Replanting not only keeps your soil covered, but sets the stage for even more production from your garden this year. And it’s so easy and quick to do! Simply pull up your old crop, plant your seeds, cover with a bit of mulch – and get ready for a great fall harvest! ( See : 5 Fall Vegetable Crops You Can Plant & Harvest In 30 Days)
Using Mulch or Cover Crops – 3 Must Do Summer Garden Chores
If planting more crops isn’t an option, apply a heavy mulch of straw or grass clippings as you remove plants. It not only helps keep weed seeds out, but protects your valuable garden soil from erosion.
But an even better way to cover your soil is by planting a protective cover crop. Cover crops are a great way to re-energize and protect your soil from weeds and erosion. All in one step!
They germinate fast, and cover your garden in a thick living mulch that will help to power next year’s garden to even bigger production levels.
In our garden, we plant a cover crop of annual (cereal rye) anytime our garden rows will not be replanted with an additional crop. It keeps it covered until next spring, all while rejuvenating the soil in the process.
Whatever You Do – Don’t Till! – 3 Must Do Summer Garden Chores
And finally, whatever you do – don’t get that rototiller out! It may seem like a great idea to till those old rows and “clean them up”, but what you are really doing is planting thousands of weed seeds that have been laying dormant on top of the soil.
Instead of tilling, simply cover those rows with a thick mulch or cover crop. It will not only save you time and labor, but eliminate thousands of future weeds!
#2) Remove Diseased Foliage, Vegetables & Plants – 3 Must Do Summer Garden Chores
The quickest way to let disease run rampant in a garden is to let it hang around! And that is why it is so important to keep any signs of problems out of your garden as soon as you see them.
Many types of mold, mildew and disease will quickly and easily spread if left in the garden. And those diseases can also infect the soil. Case in point, tomato blight. Once it is in the soil, it can take years to leave.
At the first sign of any plant damage or disease, clip the foliage from the plant and remove it from the garden.
Be on the lookout and remove the foliage damaged by pests and insects as well. Many garden pests will lay eggs or larvae on the damaged plants or in nearby soil.
By removing them now, it can help keep future pest populations in check.

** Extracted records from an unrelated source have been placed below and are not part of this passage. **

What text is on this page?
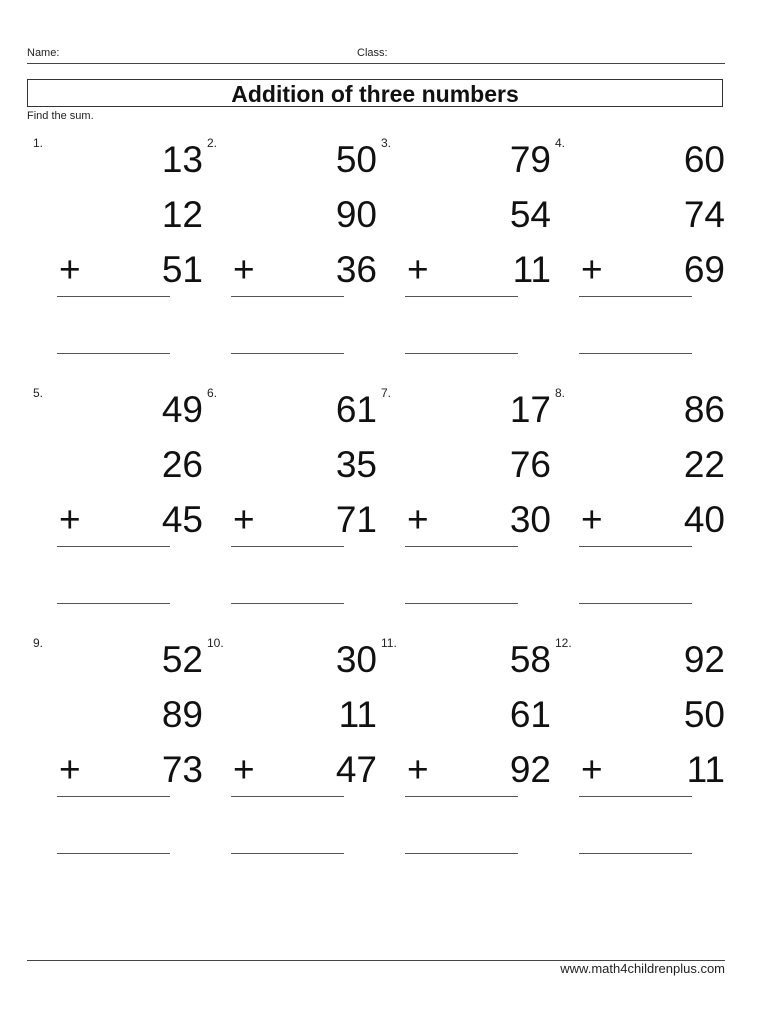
Name:	Class:
Addition of three numbers
Find the sum.
1.	13
12
+	51
2.	50
90
+	36
3.	79
54
+	11
4.	60
74
+	69
5.	49
26
+	45
6.	61
35
+	71
7.	17
76
+	30
8.	86
22
+	40
9.	52
89
+	73
10.	30
11
+	47
11.	58
61
+	92
12.	92
50
+	11
www.math4childrenplus.com
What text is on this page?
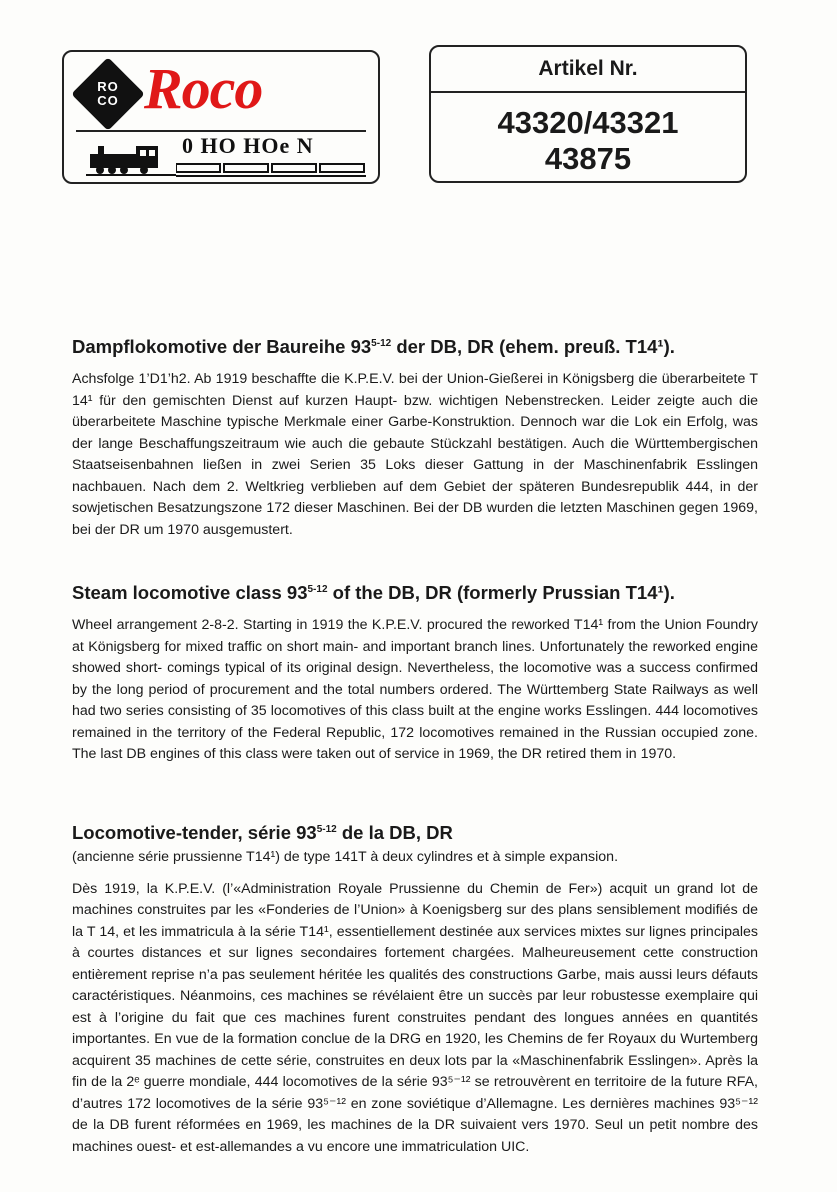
RO
CO Roco
0 HO HOe N
Artikel Nr.
43320/43321
43875
Dampflokomotive der Baureihe 93$^{5-12}$ der DB, DR (ehem. preuß. T14¹).

Achsfolge 1’D1’h2. Ab 1919 beschaffte die K.P.E.V. bei der Union-Gießerei in Königsberg die überarbeitete T 14¹ für den gemischten Dienst auf kurzen Haupt- bzw. wichtigen Nebenstrecken. Leider zeigte auch die überarbeitete Maschine typische Merkmale einer Garbe-Konstruktion. Dennoch war die Lok ein Erfolg, was der lange Beschaffungszeitraum wie auch die gebaute Stückzahl bestätigen. Auch die Württembergischen Staatseisenbahnen ließen in zwei Serien 35 Loks dieser Gattung in der Maschinenfabrik Esslingen nachbauen. Nach dem 2. Weltkrieg verblieben auf dem Gebiet der späteren Bundesrepublik 444, in der sowjetischen Besatzungszone 172 dieser Maschinen. Bei der DB wurden die letzten Maschinen gegen 1969, bei der DR um 1970 ausgemustert.

Steam locomotive class 93$^{5-12}$ of the DB, DR (formerly Prussian T14¹).

Wheel arrangement 2-8-2. Starting in 1919 the K.P.E.V. procured the reworked T14¹ from the Union Foundry at Königsberg for mixed traffic on short main- and important branch lines. Unfortunately the reworked engine showed short- comings typical of its original design. Nevertheless, the locomotive was a success confirmed by the long period of procurement and the total numbers ordered. The Württemberg State Railways as well had two series consisting of 35 locomotives of this class built at the engine works Esslingen. 444 locomotives remained in the territory of the Federal Republic, 172 locomotives remained in the Russian occupied zone. The last DB engines of this class were taken out of service in 1969, the DR retired them in 1970.

Locomotive-tender, série 93$^{5-12}$ de la DB, DR

(ancienne série prussienne T14¹) de type 141T à deux cylindres et à simple expansion.

Dès 1919, la K.P.E.V. (l’«Administration Royale Prussienne du Chemin de Fer») acquit un grand lot de machines construites par les «Fonderies de l’Union» à Koenigsberg sur des plans sensiblement modifiés de la T 14, et les immatricula à la série T14¹, essentiellement destinée aux services mixtes sur lignes principales à courtes distances et sur lignes secondaires fortement chargées. Malheureusement cette construction entièrement reprise n’a pas seulement héritée les qualités des constructions Garbe, mais aussi leurs défauts caractéristiques. Néanmoins, ces machines se révélaient être un succès par leur robustesse exemplaire qui est à l’origine du fait que ces machines furent construites pendant des longues années en quantités importantes. En vue de la formation conclue de la DRG en 1920, les Chemins de fer Royaux du Wurtemberg acquirent 35 machines de cette série, construites en deux lots par la «Maschinenfabrik Esslingen». Après la fin de la 2ᵉ guerre mondiale, 444 locomotives de la série 93⁵⁻¹² se retrouvèrent en territoire de la future RFA, d’autres 172 locomotives de la série 93⁵⁻¹² en zone soviétique d’Allemagne. Les dernières machines 93⁵⁻¹² de la DB furent réformées en 1969, les machines de la DR suivaient vers 1970. Seul un petit nombre des machines ouest- et est-allemandes a vu encore une immatriculation UIC.
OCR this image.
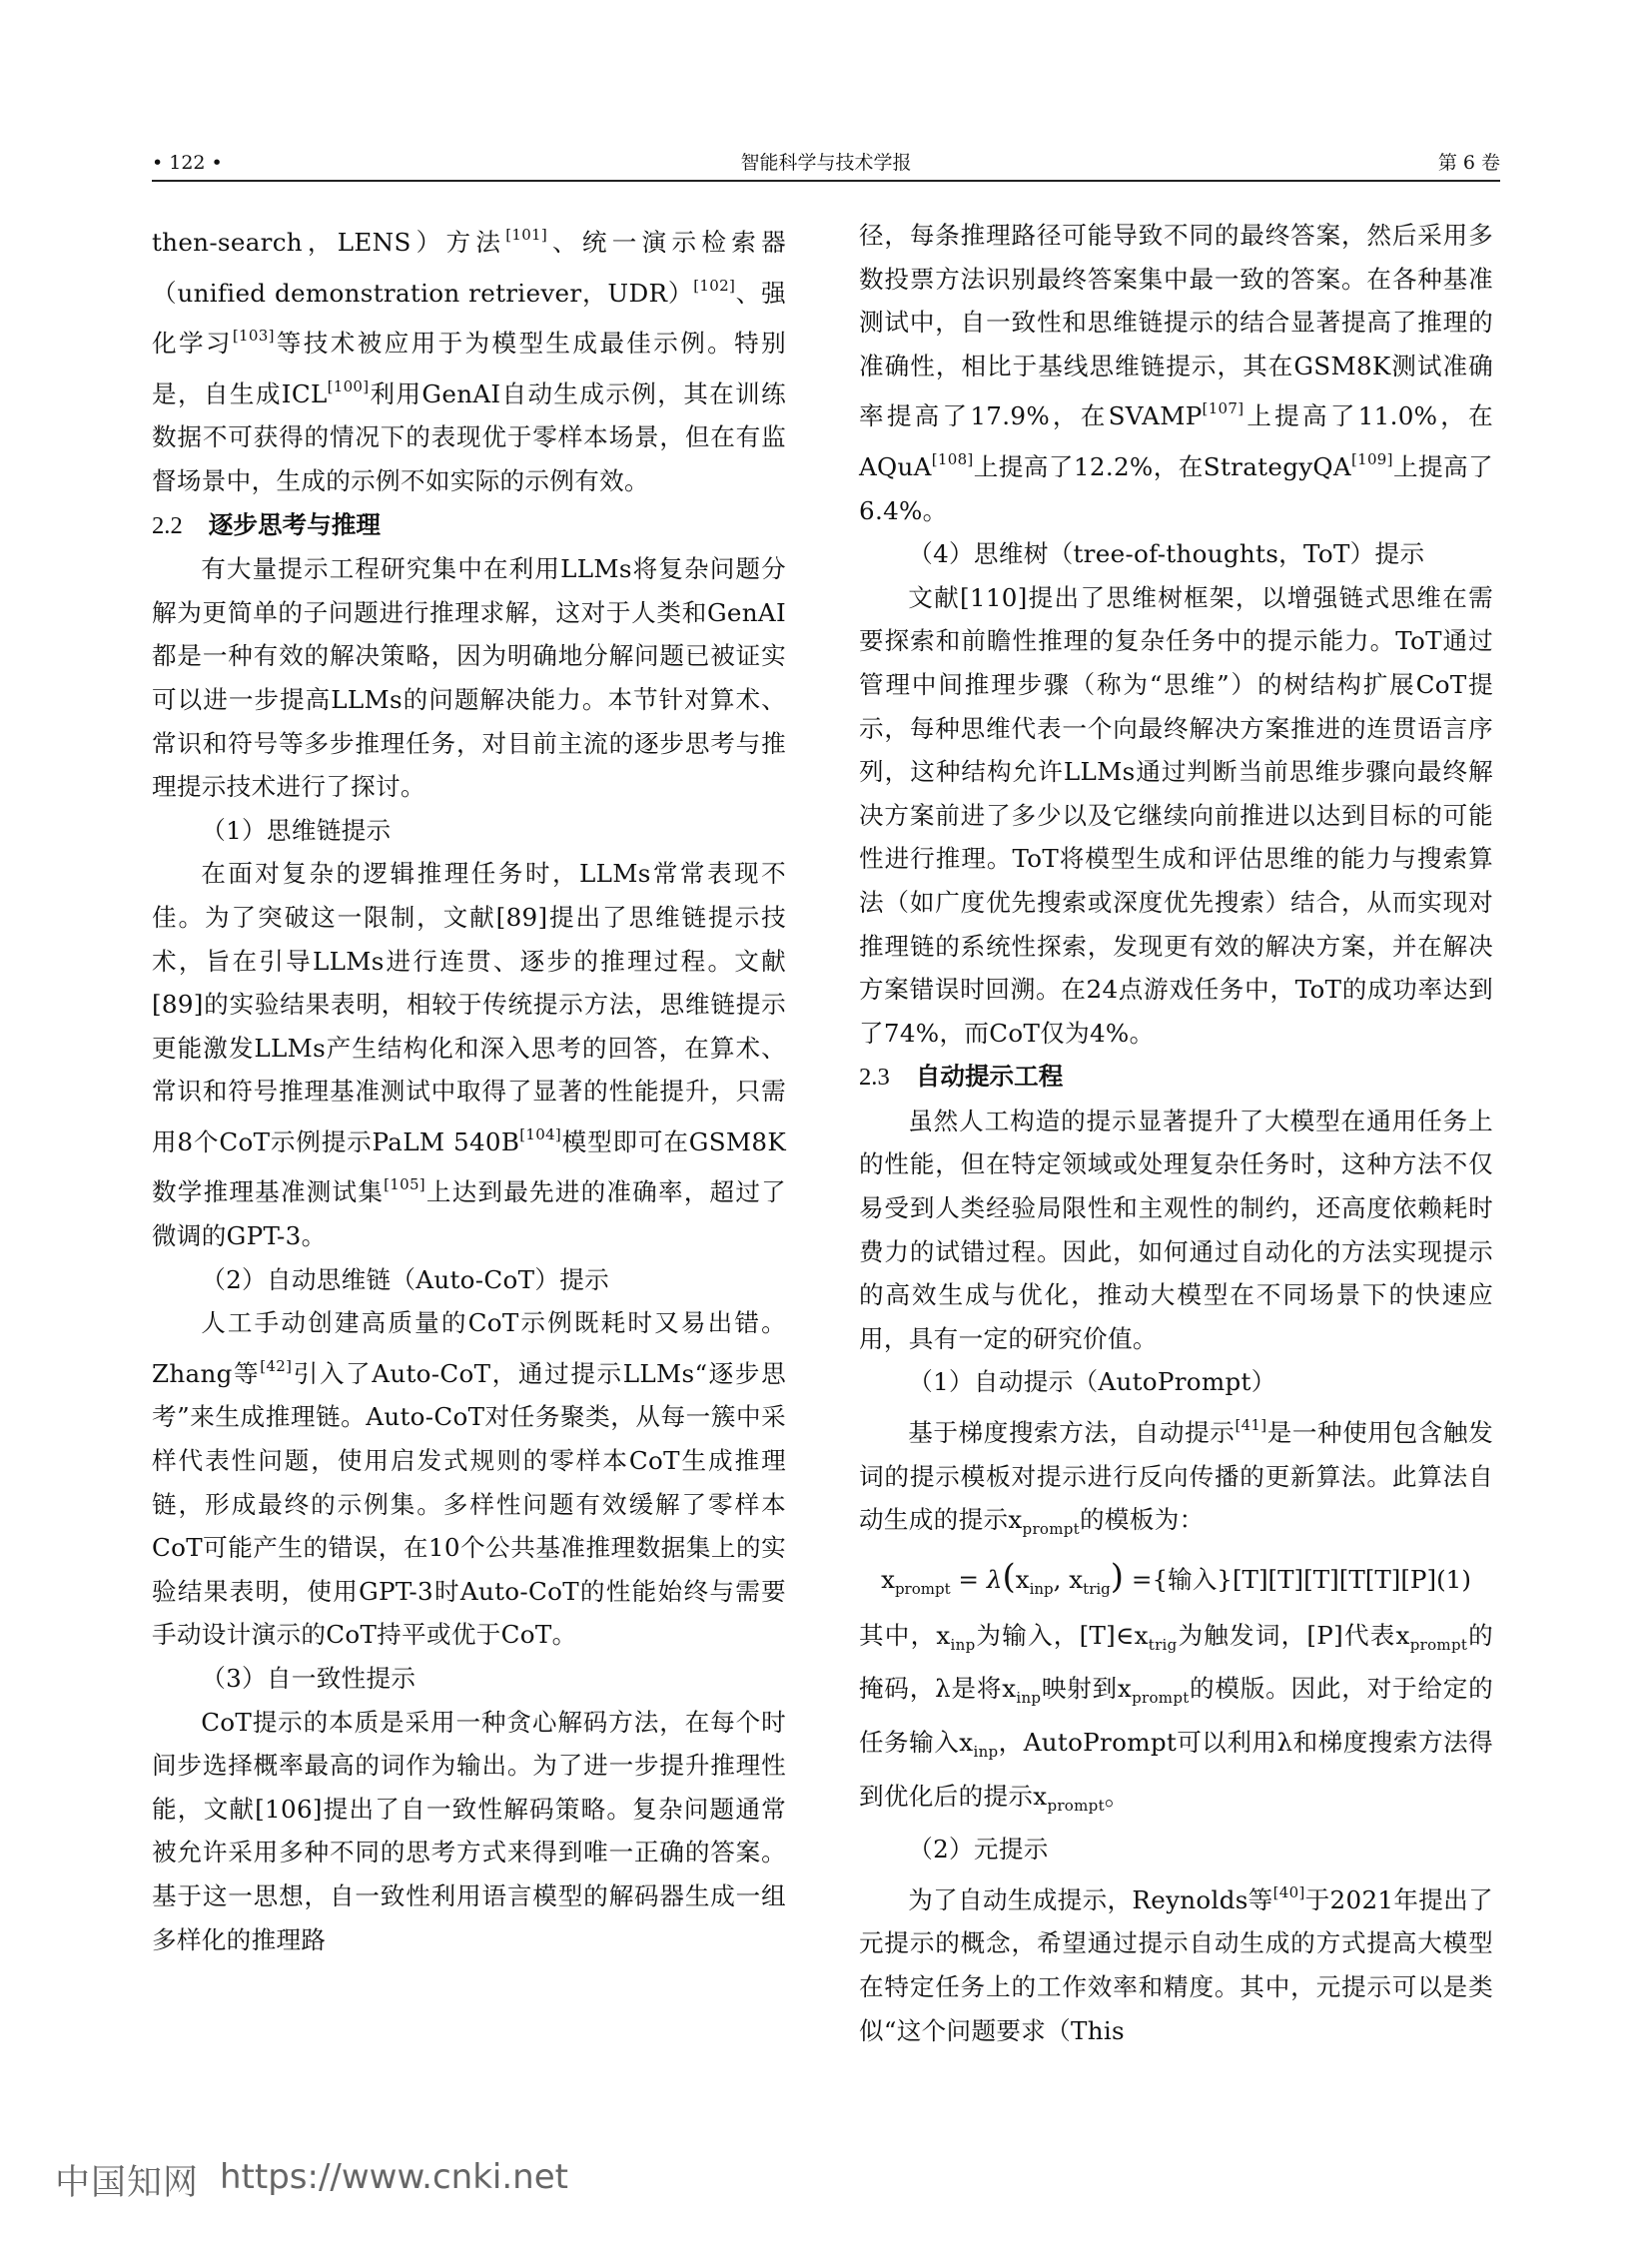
• 122 •	智能科学与技术学报	第 6 卷

then-search，LENS）方法[101]、统一演示检索器（unified demonstration retriever，UDR）[102]、强化学习[103]等技术被应用于为模型生成最佳示例。特别是，自生成ICL[100]利用GenAI自动生成示例，其在训练数据不可获得的情况下的表现优于零样本场景，但在有监督场景中，生成的示例不如实际的示例有效。

2.2 逐步思考与推理

有大量提示工程研究集中在利用LLMs将复杂问题分解为更简单的子问题进行推理求解，这对于人类和GenAI都是一种有效的解决策略，因为明确地分解问题已被证实可以进一步提高LLMs的问题解决能力。本节针对算术、常识和符号等多步推理任务，对目前主流的逐步思考与推理提示技术进行了探讨。

（1）思维链提示

在面对复杂的逻辑推理任务时，LLMs常常表现不佳。为了突破这一限制，文献[89]提出了思维链提示技术，旨在引导LLMs进行连贯、逐步的推理过程。文献[89]的实验结果表明，相较于传统提示方法，思维链提示更能激发LLMs产生结构化和深入思考的回答，在算术、常识和符号推理基准测试中取得了显著的性能提升，只需用8个CoT示例提示PaLM 540B[104]模型即可在GSM8K数学推理基准测试集[105]上达到最先进的准确率，超过了微调的GPT-3。

（2）自动思维链（Auto-CoT）提示

人工手动创建高质量的CoT示例既耗时又易出错。Zhang等[42]引入了Auto-CoT，通过提示LLMs“逐步思考”来生成推理链。Auto-CoT对任务聚类，从每一簇中采样代表性问题，使用启发式规则的零样本CoT生成推理链，形成最终的示例集。多样性问题有效缓解了零样本CoT可能产生的错误，在10个公共基准推理数据集上的实验结果表明，使用GPT-3时Auto-CoT的性能始终与需要手动设计演示的CoT持平或优于CoT。

（3）自一致性提示

CoT提示的本质是采用一种贪心解码方法，在每个时间步选择概率最高的词作为输出。为了进一步提升推理性能，文献[106]提出了自一致性解码策略。复杂问题通常被允许采用多种不同的思考方式来得到唯一正确的答案。基于这一思想，自一致性利用语言模型的解码器生成一组多样化的推理路

径，每条推理路径可能导致不同的最终答案，然后采用多数投票方法识别最终答案集中最一致的答案。在各种基准测试中，自一致性和思维链提示的结合显著提高了推理的准确性，相比于基线思维链提示，其在GSM8K测试准确率提高了17.9%，在SVAMP[107]上提高了11.0%，在AQuA[108]上提高了12.2%，在StrategyQA[109]上提高了6.4%。

（4）思维树（tree-of-thoughts，ToT）提示

文献[110]提出了思维树框架，以增强链式思维在需要探索和前瞻性推理的复杂任务中的提示能力。ToT通过管理中间推理步骤（称为“思维”）的树结构扩展CoT提示，每种思维代表一个向最终解决方案推进的连贯语言序列，这种结构允许LLMs通过判断当前思维步骤向最终解决方案前进了多少以及它继续向前推进以达到目标的可能性进行推理。ToT将模型生成和评估思维的能力与搜索算法（如广度优先搜索或深度优先搜索）结合，从而实现对推理链的系统性探索，发现更有效的解决方案，并在解决方案错误时回溯。在24点游戏任务中，ToT的成功率达到了74%，而CoT仅为4%。

2.3 自动提示工程

虽然人工构造的提示显著提升了大模型在通用任务上的性能，但在特定领域或处理复杂任务时，这种方法不仅易受到人类经验局限性和主观性的制约，还高度依赖耗时费力的试错过程。因此，如何通过自动化的方法实现提示的高效生成与优化，推动大模型在不同场景下的快速应用，具有一定的研究价值。

（1）自动提示（AutoPrompt）

基于梯度搜索方法，自动提示[41]是一种使用包含触发词的提示模板对提示进行反向传播的更新算法。此算法自动生成的提示$x_{prompt}$的模板为：

$x_{prompt} = \lambda(x_{inp}$, $x_{trig}$) ={输入}[T][T][T][T[T][P](1)

其中，$x_{inp}$为输入，$[T]\in x_{trig}$为触发词，[P]代表$x_{prompt}$的掩码，λ是将$x_{inp}$映射到$x_{prompt}$的模版。因此，对于给定的任务输入$x_{inp}$，AutoPrompt可以利用λ和梯度搜索方法得到优化后的提示$x_{prompt}$。

（2）元提示

为了自动生成提示，Reynolds等[40]于2021年提出了元提示的概念，希望通过提示自动生成的方式提高大模型在特定任务上的工作效率和精度。其中，元提示可以是类似“这个问题要求（This

中国知网 https://www.cnki.net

When removing diseased and damaged foliage and plants, be sure to keep them out of the compost bin.
Whether it is tomato blight, powdery mildew or any other common garden ailment, it is never a good idea to compost the materials affected by them.
Most backyard compost bins simply cannot generate enough heat to kill the pathogens and spores. And that means they can infect the very compost you will use on your plant’s next season.
#3 Take Photos & Notes Of Your Garden – Now!
And finally, as silly as our final must-do summer garden chore sounds, it might be the most important of all. Now is the time to document where everything is in your garden with photos!
Simply head out to your garden in the middle of summer and snap a few pictures with your phone. At the same time, write down a few notes now about what performed well, and what didn’t.
When it comes to next year’s garden, those photos and notes will be invaluable. Why? Because as any gardener knows, never trust your memory! You quickly forget from year to year where you planted what. And how each plant performed.
And forgetting what was where can make important tasks like rotating crops very difficult. In addition, those notes will also help you to remember which variety did well, and which didn’t.
All of which can prove very important when planting next spring. Trust me when I say that your notes and photos will serve you well. We would be lost without ours as we plant from year to year.
It is amazing how just a little bit of work in the garden now will pay big dividends next year! Happy Gardening – Jim and Mary.